Whether you're using Anthropic's pre-built Skills to generate Excel spreadsheets and PDF documents, or creating custom Skills to encode your organisation's workflows and expertise, the fundamental benefit is the same: you teach Claude once, and it applies that knowledge consistently, automatically, and efficiently across every conversation and every Claude product.
## References
Here are the source links if you would like some self analysis on this.
1. [Claude Skills YouTube Overview](https://www.youtube.com/watch?v=CEvIs9y1uog)
2. [Claude Blog: Skills](https://claude.com/blog/skills)
3. [Anthropic Engineering: Equipping Agents for the Real World with Agent Skills](https://www.anthropic.com/engineering/equipping-agents-for-the-real-world-with-agent-skills)
4. [Claude Platform Docs: Agent Skills Overview](https://platform.claude.com/docs/en/agents-and-tools/agent-skills/overview)

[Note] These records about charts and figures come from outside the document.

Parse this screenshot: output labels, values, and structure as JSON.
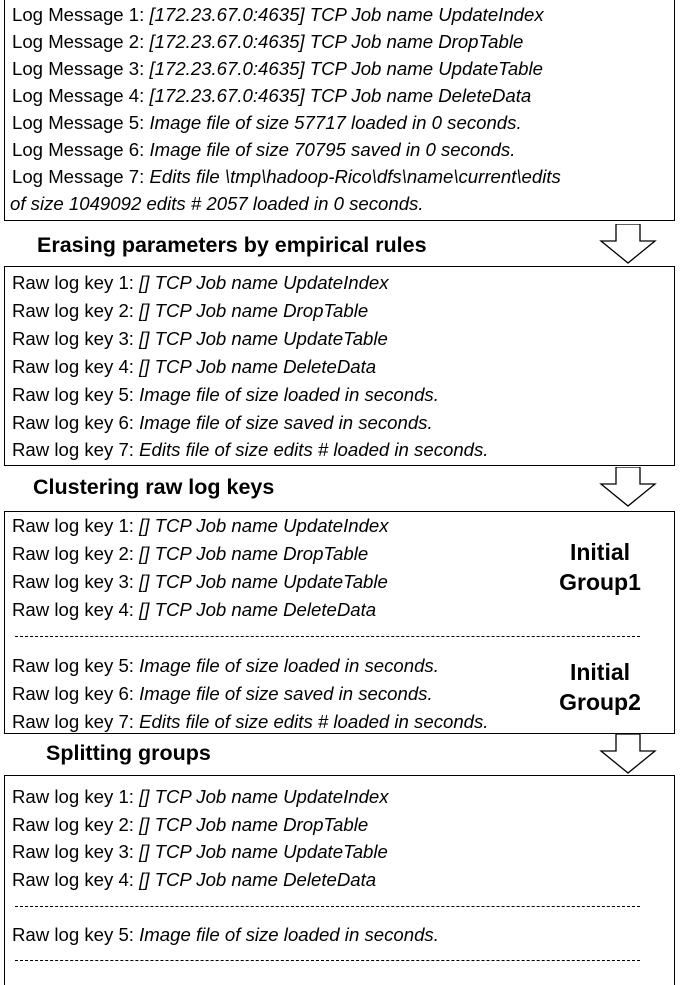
{
  "box1": {
    "lines": [
      {
        "label": "Log Message 1: ",
        "text": " [172.23.67.0:4635] TCP Job name UpdateIndex"
      },
      {
        "label": "Log Message 2: ",
        "text": " [172.23.67.0:4635] TCP Job name DropTable"
      },
      {
        "label": "Log Message 3: ",
        "text": " [172.23.67.0:4635] TCP Job name UpdateTable"
      },
      {
        "label": "Log Message 4: ",
        "text": " [172.23.67.0:4635] TCP Job name DeleteData"
      },
      {
        "label": "Log Message 5: ",
        "text": "Image file of size 57717 loaded in 0 seconds."
      },
      {
        "label": "Log Message 6: ",
        "text": "Image file of size 70795 saved in 0 seconds."
      },
      {
        "label": "Log Message 7: ",
        "text": "Edits file \\tmp\\hadoop-Rico\\dfs\\name\\current\\edits"
      },
      {
        "label": "",
        "text": "of size 1049092 edits # 2057 loaded in 0 seconds."
      }
    ]
  },
  "step1": "Erasing parameters by empirical rules",
  "box2": {
    "lines": [
      {
        "label": "Raw log key 1: ",
        "text": "[] TCP Job name UpdateIndex"
      },
      {
        "label": "Raw log key 2: ",
        "text": "[] TCP Job name DropTable"
      },
      {
        "label": "Raw log key 3: ",
        "text": " [] TCP Job name UpdateTable"
      },
      {
        "label": "Raw log key 4: ",
        "text": " [] TCP Job name DeleteData"
      },
      {
        "label": "Raw log key 5: ",
        "text": "Image file of size  loaded in  seconds."
      },
      {
        "label": "Raw log key 6: ",
        "text": "Image file of size  saved in  seconds."
      },
      {
        "label": "Raw log key 7: ",
        "text": "Edits file of size  edits #  loaded in  seconds."
      }
    ]
  },
  "step2": "Clustering raw log keys",
  "box3": {
    "group1_lines": [
      {
        "label": "Raw log key 1: ",
        "text": "[] TCP Job name UpdateIndex"
      },
      {
        "label": "Raw log key 2: ",
        "text": "[] TCP Job name DropTable"
      },
      {
        "label": "Raw log key 3: ",
        "text": " [] TCP Job name UpdateTable"
      },
      {
        "label": "Raw log key 4: ",
        "text": " [] TCP Job name DeleteData"
      }
    ],
    "group2_lines": [
      {
        "label": "Raw log key 5: ",
        "text": "Image file of size  loaded in  seconds."
      },
      {
        "label": "Raw log key 6: ",
        "text": "Image file of size  saved in  seconds."
      },
      {
        "label": "Raw log key 7: ",
        "text": "Edits file of size  edits #  loaded in  seconds."
      }
    ],
    "group1_label": [
      "Initial",
      "Group1"
    ],
    "group2_label": [
      "Initial",
      "Group2"
    ]
  },
  "step3": "Splitting groups",
  "box4": {
    "group1_lines": [
      {
        "label": "Raw log key 1: ",
        "text": "[] TCP Job name UpdateIndex"
      },
      {
        "label": "Raw log key 2: ",
        "text": "[] TCP Job name DropTable"
      },
      {
        "label": "Raw log key 3: ",
        "text": " [] TCP Job name UpdateTable"
      },
      {
        "label": "Raw log key 4: ",
        "text": " [] TCP Job name DeleteData"
      }
    ],
    "group2_lines": [
      {
        "label": "Raw log key 5: ",
        "text": "Image file of size  loaded in  seconds."
      }
    ]
  }
}
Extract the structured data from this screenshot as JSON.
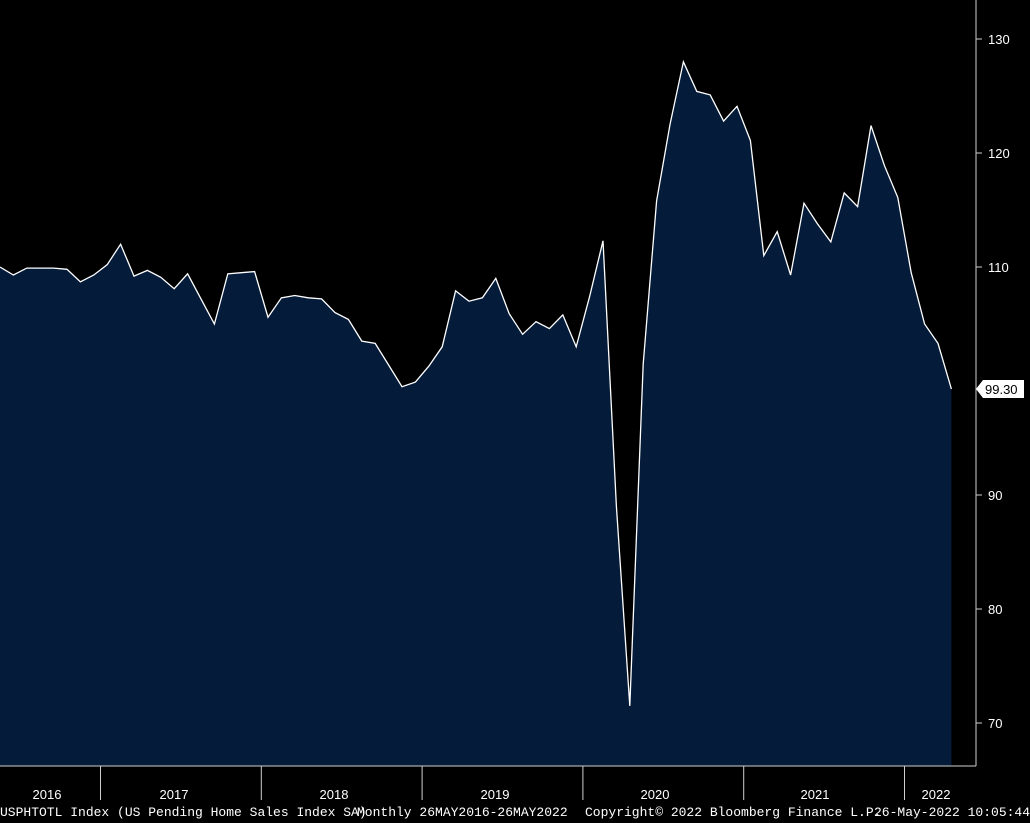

5. [Claude Cookbooks: Skills Examples](https://github.com/anthropics/claude-cookbooks/tree/main/skills)
6. [Anthropic Skills Repository](https://github.com/anthropics/skills)
## Further Reads
1. [Claude Skills are awesome, maybe a bigger deal than MCP](https://simonwillison.net/2025/Oct/16/claude-skills/)
2. [Awesome Claude Skills - Github Repository](https://github.com/ComposioHQ/awesome-claude-skills)
[^1]: In this case, "agent" refers to the .md files we write up as commands or instructions (CLAUDE.md) for the claude code agent to use when performing a task.
[^2]: This is still "non-deterministic" if you are wondering. However, the "trust" is in the idea that Claude will be able to select the most relevant skill based on the skill name and description in the `SKILL.md` file.
[^3]: This is obviously an estimate from Anthropic. But what I get from this is that Anthropic is setting up some guidelines on how "large" a SKILL's content can be. Too many words / code to perform a skill and probably the results are not going to be great.